Desde hace tiempo, tal vez desde que se comenzó a
pensar que el Quijote era algo más que una caricatura para hacer reír, todo
escritor que cree un personaje tiene que hacerlo muy humano, con virtudes y defectos,
con luces y sombras. Bueno en unos aspectos y malo en otros. Si no, que se
prepare a escuchar que sus personajes son maniqueos. Ahora los héroes tienen
que ser no tan heroicos. El paradigma es una épica de andar por casa.

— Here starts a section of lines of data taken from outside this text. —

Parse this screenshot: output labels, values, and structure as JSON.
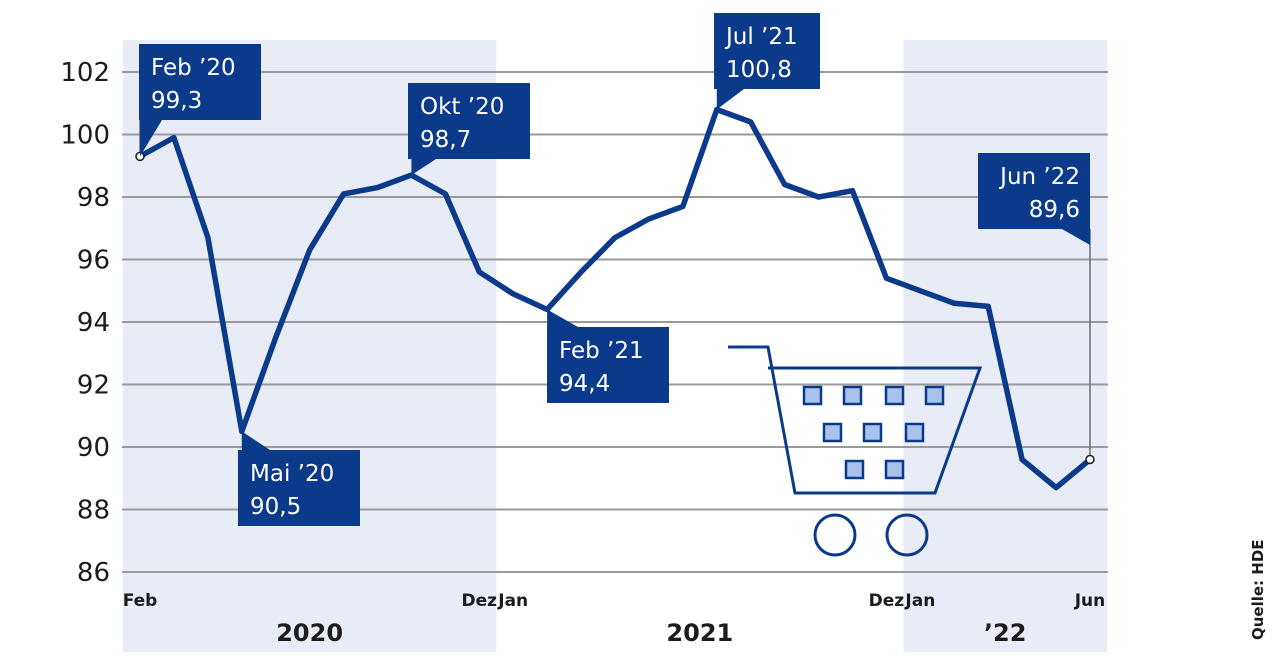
{
  "chart_data": {
    "type": "line",
    "title": "",
    "xlabel": "",
    "ylabel": "",
    "ylim": [
      86,
      103
    ],
    "yticks": [
      86,
      88,
      90,
      92,
      94,
      96,
      98,
      100,
      102
    ],
    "grid": true,
    "source": "Quelle: HDE",
    "x_tick_labels": [
      {
        "label": "Feb",
        "index": 0
      },
      {
        "label": "Dez",
        "index": 10
      },
      {
        "label": "Jan",
        "index": 11
      },
      {
        "label": "Dez",
        "index": 22
      },
      {
        "label": "Jan",
        "index": 23
      },
      {
        "label": "Jun",
        "index": 28
      }
    ],
    "years": [
      {
        "label": "2020",
        "from": 0,
        "to": 10,
        "shaded": true
      },
      {
        "label": "2021",
        "from": 11,
        "to": 22,
        "shaded": false
      },
      {
        "label": "’22",
        "from": 23,
        "to": 28,
        "shaded": true
      }
    ],
    "series": [
      {
        "values": [
          99.3,
          99.9,
          96.7,
          90.5,
          93.5,
          96.3,
          98.1,
          98.3,
          98.7,
          98.1,
          95.6,
          94.9,
          94.4,
          95.6,
          96.7,
          97.3,
          97.7,
          100.8,
          100.4,
          98.4,
          98.0,
          98.2,
          95.4,
          95.0,
          94.6,
          94.5,
          89.6,
          88.7,
          89.6
        ]
      }
    ],
    "annotations": [
      {
        "index": 0,
        "label": "Feb ’20",
        "value": "99,3"
      },
      {
        "index": 3,
        "label": "Mai ’20",
        "value": "90,5"
      },
      {
        "index": 8,
        "label": "Okt ’20",
        "value": "98,7"
      },
      {
        "index": 12,
        "label": "Feb ’21",
        "value": "94,4"
      },
      {
        "index": 17,
        "label": "Jul ’21",
        "value": "100,8"
      },
      {
        "index": 28,
        "label": "Jun ’22",
        "value": "89,6"
      }
    ],
    "colors": {
      "line": "#0b3a8a",
      "callout": "#0b3a8a",
      "shade": "#e8ecf6",
      "grid": "#9a9a9a"
    }
  }
}
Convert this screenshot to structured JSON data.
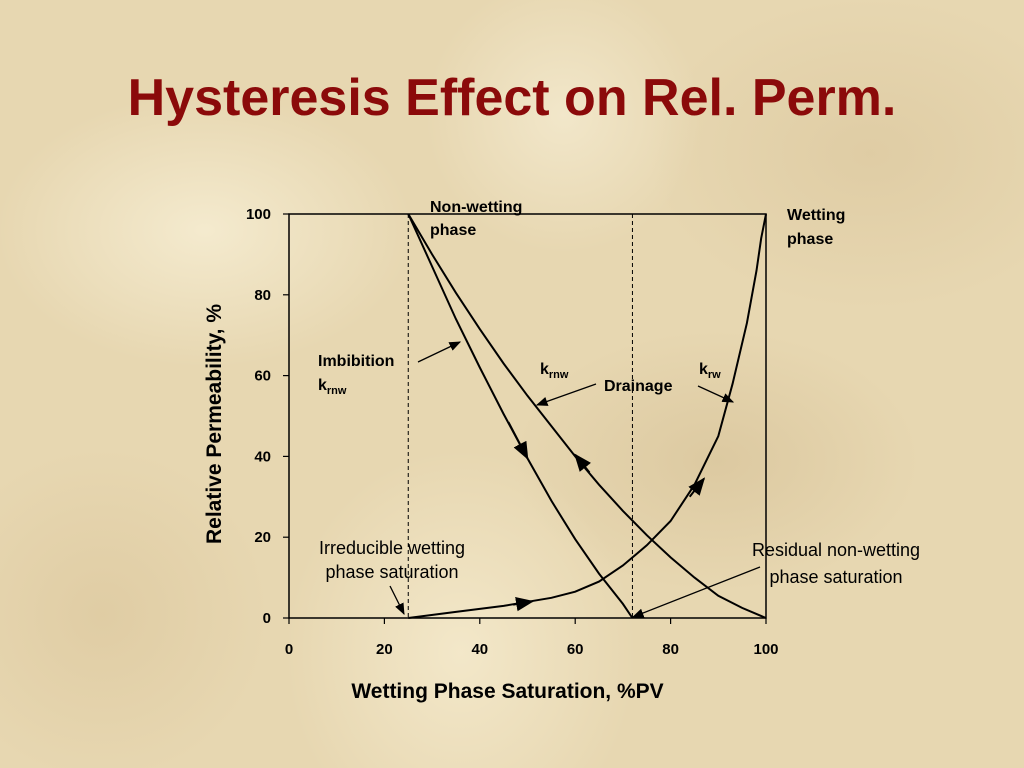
{
  "title": "Hysteresis Effect on Rel. Perm.",
  "chart_data": {
    "type": "line",
    "xlabel": "Wetting Phase Saturation, %PV",
    "ylabel": "Relative Permeability, %",
    "xlim": [
      0,
      100
    ],
    "ylim": [
      0,
      100
    ],
    "x_ticks": [
      "0",
      "20",
      "40",
      "60",
      "80",
      "100"
    ],
    "y_ticks": [
      "0",
      "20",
      "40",
      "60",
      "80",
      "100"
    ],
    "grid": false,
    "vertical_refs": [
      25,
      72
    ],
    "series": [
      {
        "key": "krw",
        "x": [
          25,
          35,
          45,
          50,
          55,
          60,
          65,
          70,
          75,
          80,
          85,
          90,
          93,
          96,
          98,
          99,
          100
        ],
        "y": [
          0,
          1.5,
          3,
          4,
          5,
          6.5,
          9,
          13,
          18,
          24,
          33,
          45,
          58,
          73,
          86,
          94,
          100
        ]
      },
      {
        "key": "krnw_drainage",
        "x": [
          25,
          30,
          35,
          40,
          45,
          50,
          55,
          60,
          65,
          70,
          75,
          80,
          85,
          90,
          95,
          100
        ],
        "y": [
          100,
          90,
          80.5,
          71.5,
          63,
          55,
          47.5,
          40,
          33,
          26.5,
          20.5,
          15,
          10,
          5.5,
          2.5,
          0
        ]
      },
      {
        "key": "krnw_imbibition",
        "x": [
          25,
          30,
          35,
          40,
          45,
          50,
          55,
          60,
          65,
          70,
          72
        ],
        "y": [
          100,
          87,
          74,
          62,
          50.5,
          39.5,
          29,
          19.5,
          11,
          3.5,
          0
        ]
      }
    ],
    "annotations": {
      "nonwetting": [
        "Non-wetting",
        "phase"
      ],
      "wetting": [
        "Wetting",
        "phase"
      ],
      "imbibition": {
        "label": "Imbibition",
        "k": "k",
        "sub": "rnw"
      },
      "drainage_k": {
        "k": "k",
        "sub": "rnw"
      },
      "drainage": "Drainage",
      "krw": {
        "k": "k",
        "sub": "rw"
      },
      "irreducible": [
        "Irreducible wetting",
        "phase saturation"
      ],
      "residual": [
        "Residual non-wetting",
        "phase saturation"
      ]
    }
  }
}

Nosotros, pobres escritores sin fama, ni voz, ni
voto, tememos salirnos de los esquemas mentales imperantes y contamos
heroicidades llevadas a cabo por personajes que sienten envidia, pereza,
indecisión y que a veces tienen problemas de autoestima. Como un Sandokán con bermudas
y barriguita cervecera; un protagonista de McCarthy que abandonase a sus
amigos; un 007 feo de solemnidad. O un detective Renko con miedo de perder su
pensión.
Bueno, pues no. Un amigo me comentaba que no es
normal que Álvar, protagonista de «Cabo de perros», hiciera ciertas cosas. Pero
mi héroe lo es precisamente porque hace cosas extraordinarias que merecen ser
contadas. Como dirá su hermano (de Álvar) en la segunda parte: «Para él, si le
das una patada a un gato ya has echado a perder todo lo bueno que hayas podido
hacer a lo largo de toda tu vida». Álvar es fiel a sus principios, caiga quien
caiga, a lo largo de toda la historia. Álvar, Draa y Chigui son héroes épicos;
con todas las letras.
O sí: en la segunda parte de «Memorias de América»
algún protagonista tiene momentos de debilidad, de miedo, hace lo que no debe. Algunos malos resultan
no serlo tanto. Como usted, como yo, como el vecino. Todo poco maniqueo y muy
de andar por casa. Incluso los héroes.